Por otro lado, los casos donde alguien rentabiliza el acceso a cierto contenido es un lugar común. Probablemente todos los lectores de este medio, gracias a estar bien informados, tienen un mejor desempeño profesional, pueden tomar mejores decisiones de inversión o se apalancan en sus artículos cuando están haciendo alguna investigación. Sin embargo, es prácticamente imposible buscar, demandar o aspirar a compartir parte de esa renta adicional. Diferente al caso de la plataformas de redes sociales o las empresas con grandes modelos de lenguaje de IA, a quienes sí pueden identificar. Al parecer, obviamos los términos y condiciones cuando no podemos hacerlos cumplir, pero no cuando es posible identificar y capturar esa renta.

La segunda derivada es una que a corto plazo puede parecer anecdótica, pero en el largo plazo es fundamental. Todo modelo de inteligencia artificial es tan bueno como la data con la que sea entrenado.
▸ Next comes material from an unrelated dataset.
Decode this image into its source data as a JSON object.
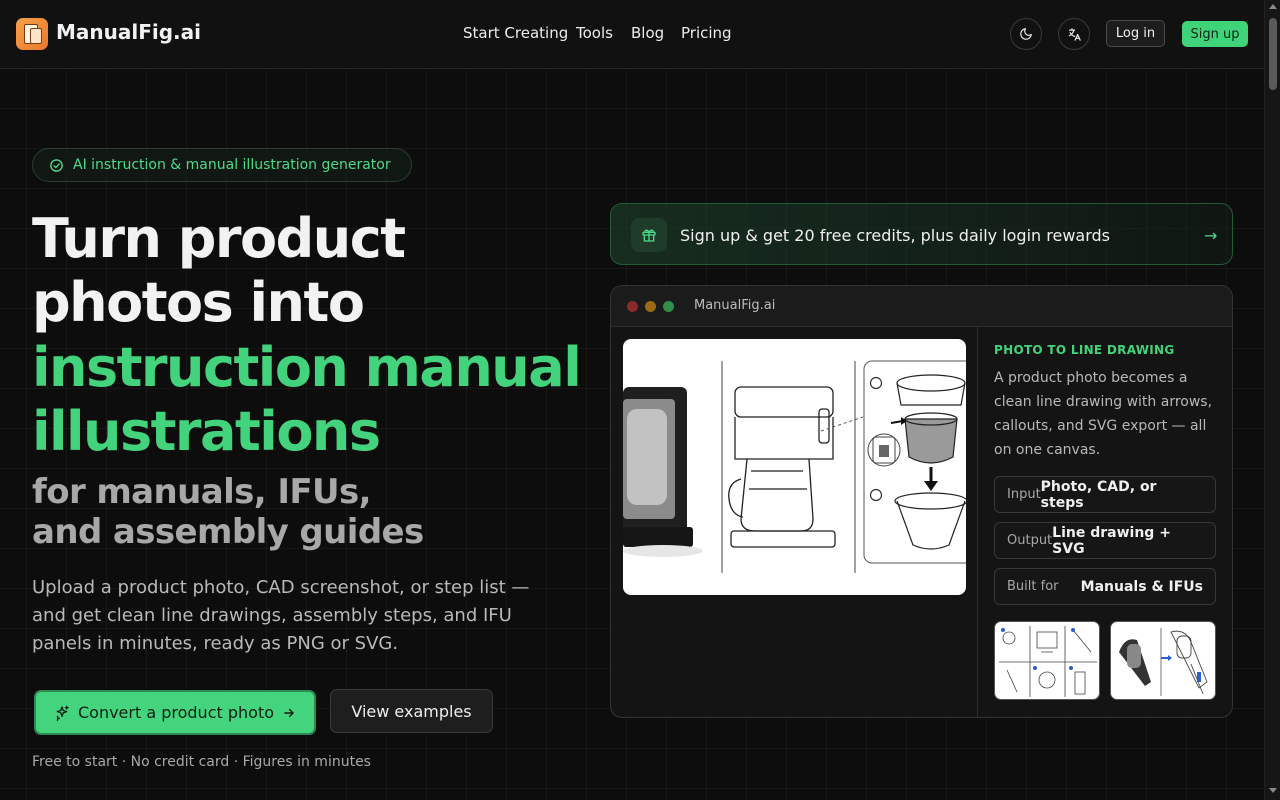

Por lo mismo, el resultado de un modelo será sustancialmente diferente si aprendió en base a noticias de Estados Unidos o de China, o si fueron noticias del New York Times versus Fox News. Es la causa estructural de por qué cuando usted busca “abuelitas” en imágenes de Google, el 90% de los resultados son mujeres con cortes de pelo similares, blancas, con cierto nivel de arrugas en la piel, sonrientes y con otras tantas características que apelan a un estereotipo claro, y no a la diversidad real. El buscador no muestra un resultado que se ajuste estadísticamente a la diversidad mundial, o al contexto local de donde hago la búsqueda. Este es un ejemplo simple de los sesgos presentes en los algoritmos.

Entonces, la disyuntiva trasendental es la siguiente: dado que los modelos fundacionales como ChatGPT, Claude o Bard serán los cimientos para millones de aplicaciones basadas en Inteligencia Artificial, en temas tan sensibles como asesorar inversiones o hacer diagnósticos médicos, ¿debiesen esas empresas contar con la mayor cantidad de contenido posible, independiente de la propiedad privada y derechos de sus creadores?

La alternativa, es no pasar a llevar los derechos de autor, exigiendo que las empresas de AI lleguen a acuerdos con los generadores de contenido. Sin embargo, la potencial consecuencia es que los modelos tendrán inicialmente sesgos dado el contenido diferenciado con el que serán entrenados.

La respuesta es compleja, y necesitamos encontrar un balance entre el bien común producto de modelos entrenados con más data y la compensación a quienes crearon esa data. Sin embargo, respetar la propiedad privada debiese ser una premisa básica, y un desafío para las empresas de Inteligencia Artificial corregir sus sesgos y crear mecanismos para remunerar el contenido necesario para entrenar sus modelos. Estamos presenciando la creación de una industria determinante en el futuro de la economía y sociedad con enormes barreras de entrada que presagian un oligopolio a nivel mundial. Asegurar mercados competitivos y periodismo de calidad que fortalezcan nuestra democracias, depende de las regulaciones que definamos hoy.